A market intelligence web application that uses machine learning to analyze historical financial data and explain how market risk, volatility, and model behavior change across different market conditions.
Financial markets generate massive amounts of data, but during periods of stress, understanding market behavior and risk dynamics is often more valuable than point price predictions.
Traditional ML models often:
- Treat all market periods as identical
- Break down during crises
- Offer little explanation of risk behavior
This project focuses on quantifying market regimes and understanding when and why markets behave differently.
To build an explainable market intelligence system that:
- Identifies different market regimes (calm, stressed, crisis)

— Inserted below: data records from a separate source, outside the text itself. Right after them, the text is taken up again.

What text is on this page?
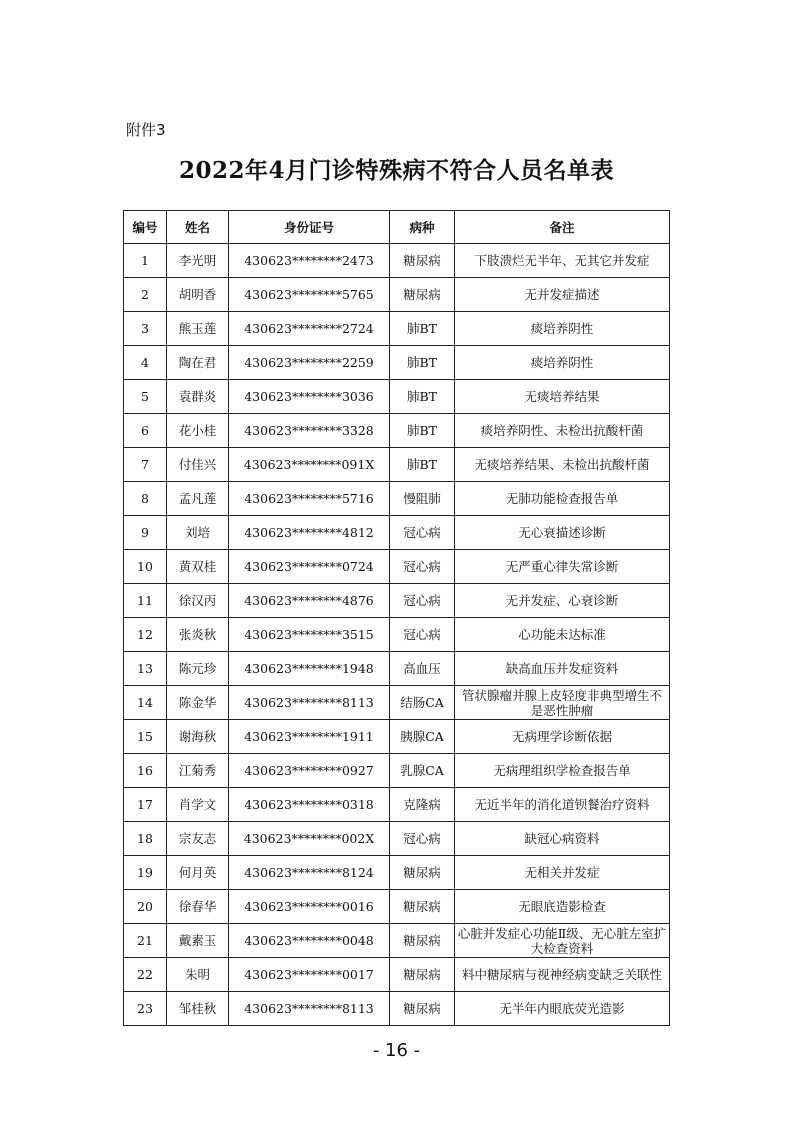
附件3
2022年4月门诊特殊病不符合人员名单表
编号	姓名	身份证号	病种	备注
1	李光明	430623********2473	糖尿病	下肢溃烂无半年、无其它并发症
2	胡明香	430623********5765	糖尿病	无并发症描述
3	熊玉莲	430623********2724	肺BT	痰培养阴性
4	陶在君	430623********2259	肺BT	痰培养阴性
5	袁群炎	430623********3036	肺BT	无痰培养结果
6	花小桂	430623********3328	肺BT	痰培养阴性、未检出抗酸杆菌
7	付佳兴	430623********091X	肺BT	无痰培养结果、未检出抗酸杆菌
8	孟凡莲	430623********5716	慢阻肺	无肺功能检查报告单
9	刘培	430623********4812	冠心病	无心衰描述诊断
10	黄双桂	430623********0724	冠心病	无严重心律失常诊断
11	徐汉丙	430623********4876	冠心病	无并发症、心衰诊断
12	张炎秋	430623********3515	冠心病	心功能未达标准
13	陈元珍	430623********1948	高血压	缺高血压并发症资料
14	陈金华	430623********8113	结肠CA	管状腺瘤并腺上皮轻度非典型增生不是恶性肿瘤
15	谢海秋	430623********1911	胰腺CA	无病理学诊断依据
16	江菊秀	430623********0927	乳腺CA	无病理组织学检查报告单
17	肖学文	430623********0318	克隆病	无近半年的消化道钡餐治疗资料
18	宗友志	430623********002X	冠心病	缺冠心病资料
19	何月英	430623********8124	糖尿病	无相关并发症
20	徐春华	430623********0016	糖尿病	无眼底造影检查
21	戴素玉	430623********0048	糖尿病	心脏并发症心功能Ⅱ级、无心脏左室扩大检查资料
22	朱明	430623********0017	糖尿病	料中糖尿病与视神经病变缺乏关联性
23	邹桂秋	430623********8113	糖尿病	无半年内眼底荧光造影
- 16 -
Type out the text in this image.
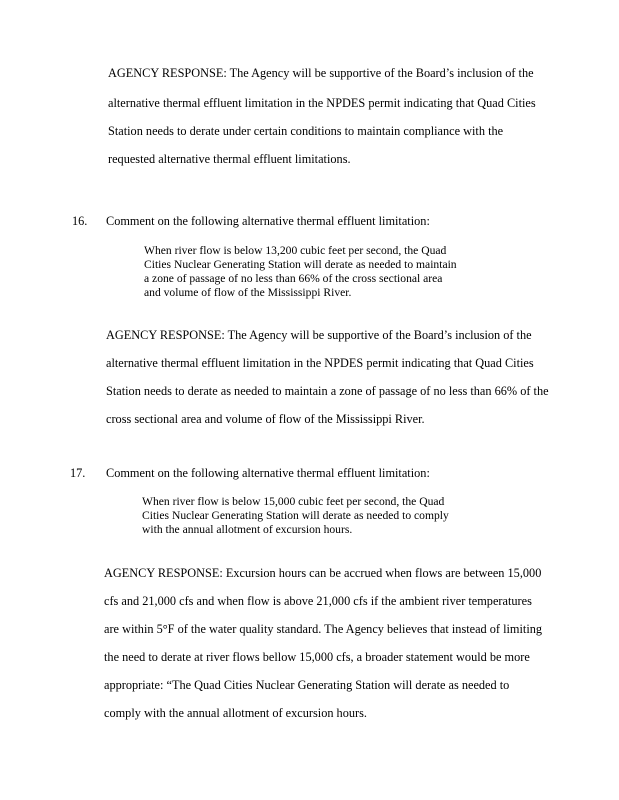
AGENCY RESPONSE: The Agency will be supportive of the Board’s inclusion of the
alternative thermal effluent limitation in the NPDES permit indicating that Quad Cities
Station needs to derate under certain conditions to maintain compliance with the
requested alternative thermal effluent limitations.
16. Comment on the following alternative thermal effluent limitation:
When river flow is below 13,200 cubic feet per second, the Quad
Cities Nuclear Generating Station will derate as needed to maintain
a zone of passage of no less than 66% of the cross sectional area
and volume of flow of the Mississippi River.
AGENCY RESPONSE: The Agency will be supportive of the Board’s inclusion of the
alternative thermal effluent limitation in the NPDES permit indicating that Quad Cities
Station needs to derate as needed to maintain a zone of passage of no less than 66% of the
cross sectional area and volume of flow of the Mississippi River.
17. Comment on the following alternative thermal effluent limitation:
When river flow is below 15,000 cubic feet per second, the Quad
Cities Nuclear Generating Station will derate as needed to comply
with the annual allotment of excursion hours.
AGENCY RESPONSE: Excursion hours can be accrued when flows are between 15,000
cfs and 21,000 cfs and when flow is above 21,000 cfs if the ambient river temperatures
are within 5°F of the water quality standard. The Agency believes that instead of limiting
the need to derate at river flows bellow 15,000 cfs, a broader statement would be more
appropriate: “The Quad Cities Nuclear Generating Station will derate as needed to
comply with the annual allotment of excursion hours.
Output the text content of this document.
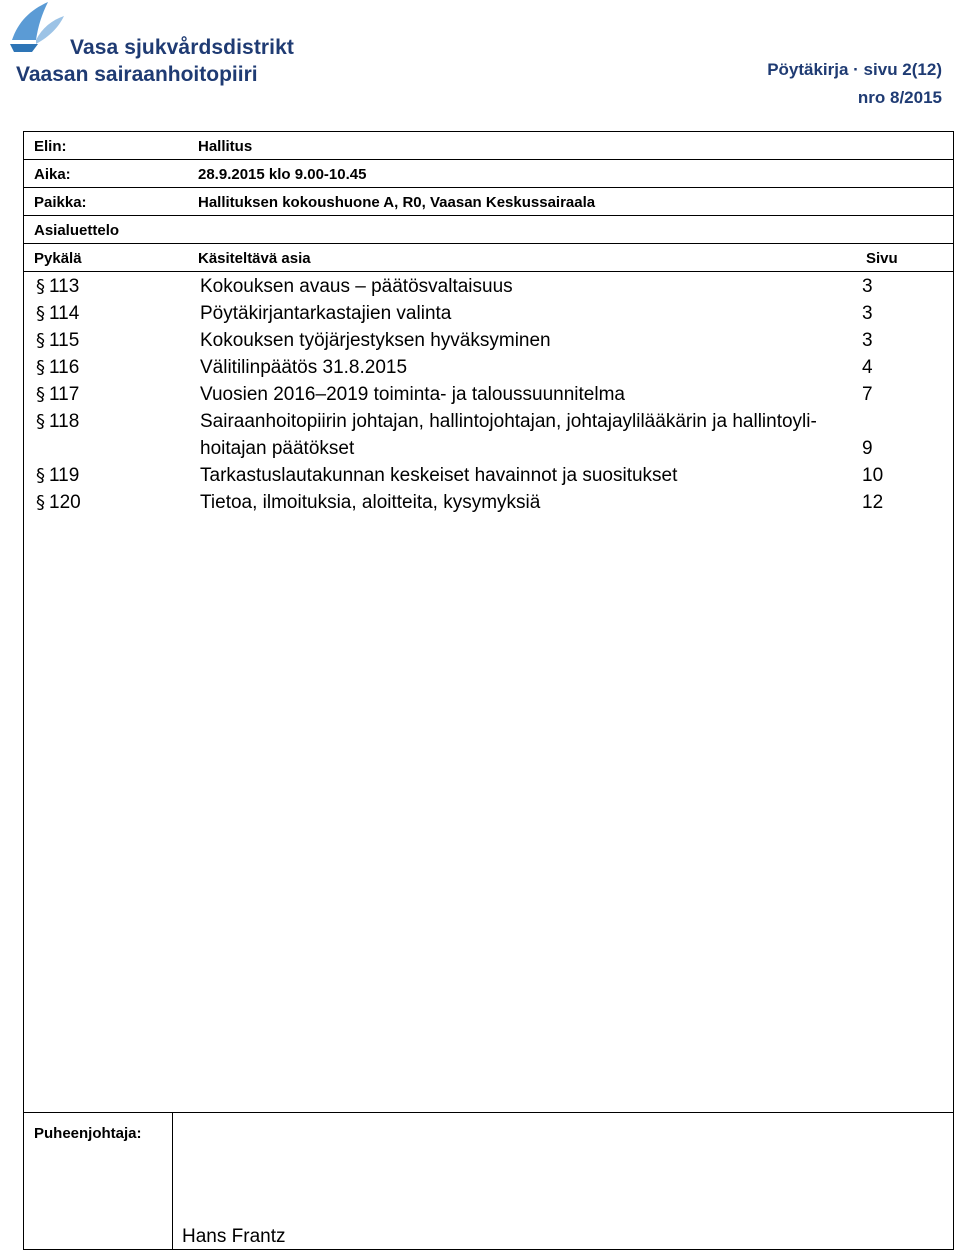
Vasa sjukvårdsdistrikt
Vaasan sairaanhoitopiiri	Pöytäkirja · sivu 2(12)
nro 8/2015
Elin:	Hallitus
Aika:	28.9.2015 klo 9.00-10.45
Paikka:	Hallituksen kokoushuone A, R0, Vaasan Keskussairaala
Asialuettelo
Pykälä	Käsiteltävä asia	Sivu
§ 113	Kokouksen avaus – päätösvaltaisuus	3
§ 114	Pöytäkirjantarkastajien valinta	3
§ 115	Kokouksen työjärjestyksen hyväksyminen	3
§ 116	Välitilinpäätös 31.8.2015	4
§ 117	Vuosien 2016–2019 toiminta- ja taloussuunnitelma	7
§ 118	Sairaanhoitopiirin johtajan, hallintojohtajan, johtajaylilääkärin ja hallintoyli-
hoitajan päätökset	9
§ 119	Tarkastuslautakunnan keskeiset havainnot ja suositukset	10
§ 120	Tietoa, ilmoituksia, aloitteita, kysymyksiä	12
Puheenjohtaja:
Hans Frantz
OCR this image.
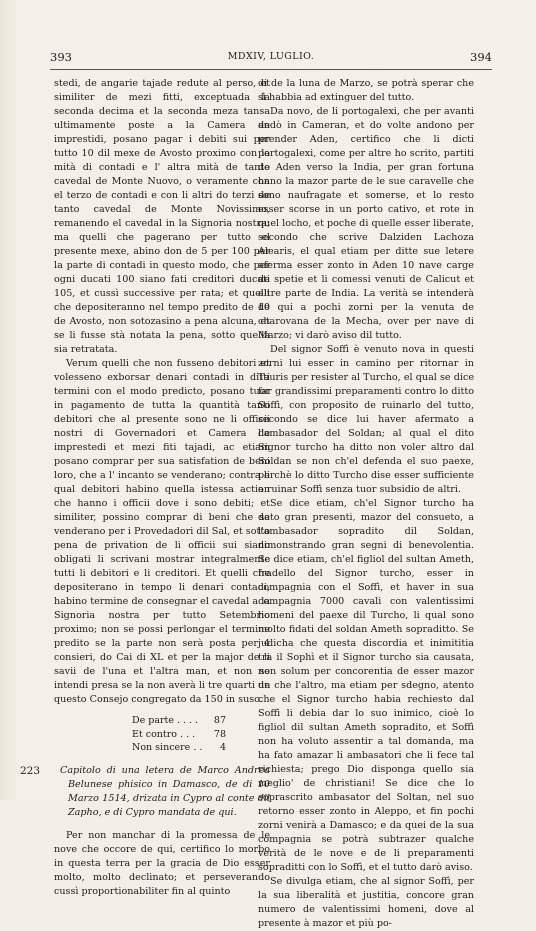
393	MDXIV, LUGLIO.	394

stedi, de angarie tajade redute al perso, et similiter de mezi fitti, exceptuada la seconda decima et la seconda meza tansa ultimamente poste a la Camera de imprestidi, posano pagar i debiti sui per tutto 10 dil mexe de Avosto proximo con la mità di contadi e l' altra mità de tanto cavedal de Monte Nuovo, o veramente con el terzo de contadi e con li altri do terzi de tanto cavedal de Monte Novissimo, remanendo el cavedal in la Signoria nostra; ma quelli che pagerano per tutto el presente mexe, abino don de 5 per 100 per la parte di contadi in questo modo, che per ogni ducati 100 siano fati creditori ducati 105, et cussì successive per rata; et quelli che depositeranno nel tempo predito de 10 de Avosto, non sotozasino a pena alcuna, et se li fusse stà notata la pena, sotto quella sia retratata.

Verum quelli che non fusseno debitori et volesseno exborsar denari contadi in ditti termini con el modo predicto, posano tuor in pagamento de tutta la quantità tanti debitori che al presente sono ne li officii nostri di Governadori et Camera de imprestedi et mezi fiti tajadi, ac etiam posano comprar per sua satisfation de beni loro, che a l' incanto se venderano; contra li qual debitori habino quella istessa action che hanno i officii dove i sono debiti; et similiter, possino comprar di beni che se venderano per i Provedadori dil Sal, et sotto pena de privation de li officii sui siano obligati li scrivani mostrar integralmente tutti li debitori e li creditori. Et quelli che depositerano in tempo li denari contadi, habino termine de consegnar el cavedal a la Signoria nostra per tutto Setembrio proximo; non se possi perlongar el termine predito se la parte non serà posta per 4 consieri, do Cai di XL et per la major de li savii de l'una et l'altra man, et non se intendi presa se la non averà li tre quarti de questo Consejo congregato da 150 in suso.

De parte . . . .	87
Et contro . . .	78
Non sincere . .	4
223	Capitolo di una letera de Marco Andrea Belunese phisico in Damasco, de di 10 Marzo 1514, drizata in Cypro al conte dil Zapho, e di Cypro mandata de qui.

Per non manchar di la promessa de le nove che occore de qui, certifico lo morbo in questa terra per la gracia de Dio esser molto, molto declinato; et perseverando cussì proportionabiliter fin al quinto

di de la luna de Marzo, se potrà sperar che sì habbia ad extinguer del tutto.

Da novo, de li portogalexi, che per avanti andò in Cameran, et do volte andono per prender Aden, certifico che li dicti portogalexi, come per altre ho scrito, partiti de Aden verso la India, per gran fortuna hano la mazor parte de le sue caravelle che sono naufragate et somerse, et lo resto esser scorse in un porto cativo, et rote in quel locho, et poche di quelle esser liberate, secondo che scrive Dalziden Lachoza Alearis, el qual etiam per ditte sue letere aferma esser zonto in Aden 10 nave carge de spetie et li comessi venuti de Calicut et altre parte de India. La verità se intenderà de qui a pochi zorni per la venuta de charovana de la Mecha, over per nave di Marzo; vi darò aviso dil tutto.

Del signor Soffì è venuto nova in questi zorni lui esser in camino per ritornar in Tauris per resister al Turcho, el qual se dice far grandissimi preparamenti contro lo ditto Soffì, con proposito de ruinarlo del tutto, secondo se dice lui haver afermato a l'ambasador del Soldan; al qual el dito Signor turcho ha ditto non voler altro dal Soldan se non ch'el defenda el suo paexe, perchè lo ditto Turcho dise esser sufficiente a ruinar Soffì senza tuor subsidio de altri.

Se dice etiam, ch'el Signor turcho ha dato gran presenti, mazor del consueto, a l'ambasador sopradito dil Soldan, dimonstrando gran segni di benevolentia. Se dice etiam, ch'el figliol del sultan Ameth, fradello del Signor turcho, esser in compagnia con el Soffì, et haver in sua compagnia 7000 cavali con valentissimi homeni del paexe dil Turcho, li qual sono molto fidati del soldan Ameth sopraditto. Se judicha che questa discordia et inimititia tra il Sophì et il Signor turcho sia causata, non solum per concorentia de esser mazor un che l'altro, ma etiam per sdegno, atento che el Signor turcho habia rechiesto dal Soffì li debia dar lo suo inimico, cioè lo figliol dil sultan Ameth sopradito, et Soffì non ha voluto assentir a tal domanda, ma ha fato amazar li ambasatori che li fece tal richiesta; prego Dio disponga quello sia meglio' de christiani! Se dice che lo soprascrito ambasator del Soltan, nel suo retorno esser zonto in Aleppo, et fin pochi zorni venirà a Damasco; e da quei de la sua compagnia se potrà subtrazer qualche verità de le nove e de li preparamenti sopraditti con lo Soffì, et el tutto darò aviso.

Se divulga etiam, che al signor Soffì, per la sua liberalità et justitia, concore gran numero de valentissimi homeni, dove al presente à mazor et più po-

- Analyzes regime transitions and volatility buildup
- Evaluates how models and strategies perform across regimes
- Emphasizes interpretation over raw prediction accuracy
- Can historical market data be grouped into distinct behavioral regimes?
- How does volatility evolve before market stress events?
- How do simple models and strategies behave across regimes?
- When do predictive models fail, and why?
| Model | Core Question | Approach | Key Output | Why It Matters |
|---|---|---|---|---|
| Model 1: Market Regime Discovery | What types of market behavior exist? | KMeans clustering on returns, volatility, drawdown | Regime label per day (calm / stressed / crisis) | Provides structural context for all downstream analysis |
| Model 2A: Drawdown Risk Prediction | How risky is the next trading day? | Logistic Regression with regime-aware features | Probability of next-day drawdown | Shows how risk changes across regimes in an explainable way |
| Model 2B: Strategy Failure Analysis | When do models & strategies fail? | Logistic, Random Forest, XGBoost + imbalance handling | Failure probability & regime-wise stress behavior | Evaluates robustness, not just prediction accuracy |
MSIS is built as a decoupled analytics system:
Offline Analysis Engine (Python)
│
├─ Data ingestion
├─ Feature computation
├─ Regime detection
└─ Stress & robustness analysis
↓
Precomputed Outputs
│
├─ CSV files
└─ JSON files
↓
Frontend Dashboard (Streamlit)
│
├─ Interactive charts
├─ Regime exploration
└─ Insight explanation
| Layer | Technology |
|---|---|
| Data | CSV (Yahoo Finance / Kaggle) |
| Feature Engineering | Python (pandas, numpy) |
| Analysis & ML | Python (scikit-learn: KMeans, Logistic Regression, Random Forest, XGBoost) |
| Visualization | matplotlib, seaborn |
| Frontend & App Layer | Streamlitt |
| Charts | Plotly |
| Deployment | Streamlit |
MSIS/
│
├── msis/ # Core application package
│ │
│ ├── ml_models/ # Model research & experimentation
│ │ ├── strategy_failure_predictor.ipynb
│ │ ├── regime_exploration.ipynb
│ │ └── drawdown_risks_predictor.ipynb
│ │
│ ├── frontend/ # Frontend visualization layer
│ │ ├── app.py # Streamlit dashboard
│ │ └── streamlit_dashboard.md
│ │
│ └── outputs/ # Persisted model outputs
│ ├── strategy_failure_predictor.csv
│ ├── strategy_failure_predictor.json
│ ├── regimes.csv
│ └── regimes.json
│
├── LICENSE
├── README.md # Project overview & usage
├── requirements.txt # Python dependencies
└── runtime.txt # Deployment/runtime configuration
This system reflects how:
- Financial institutions analyze risk
- Hedge funds perform regime-aware modeling
- Regulators study market stress
The focus is on understanding uncertainty, not short-term trading.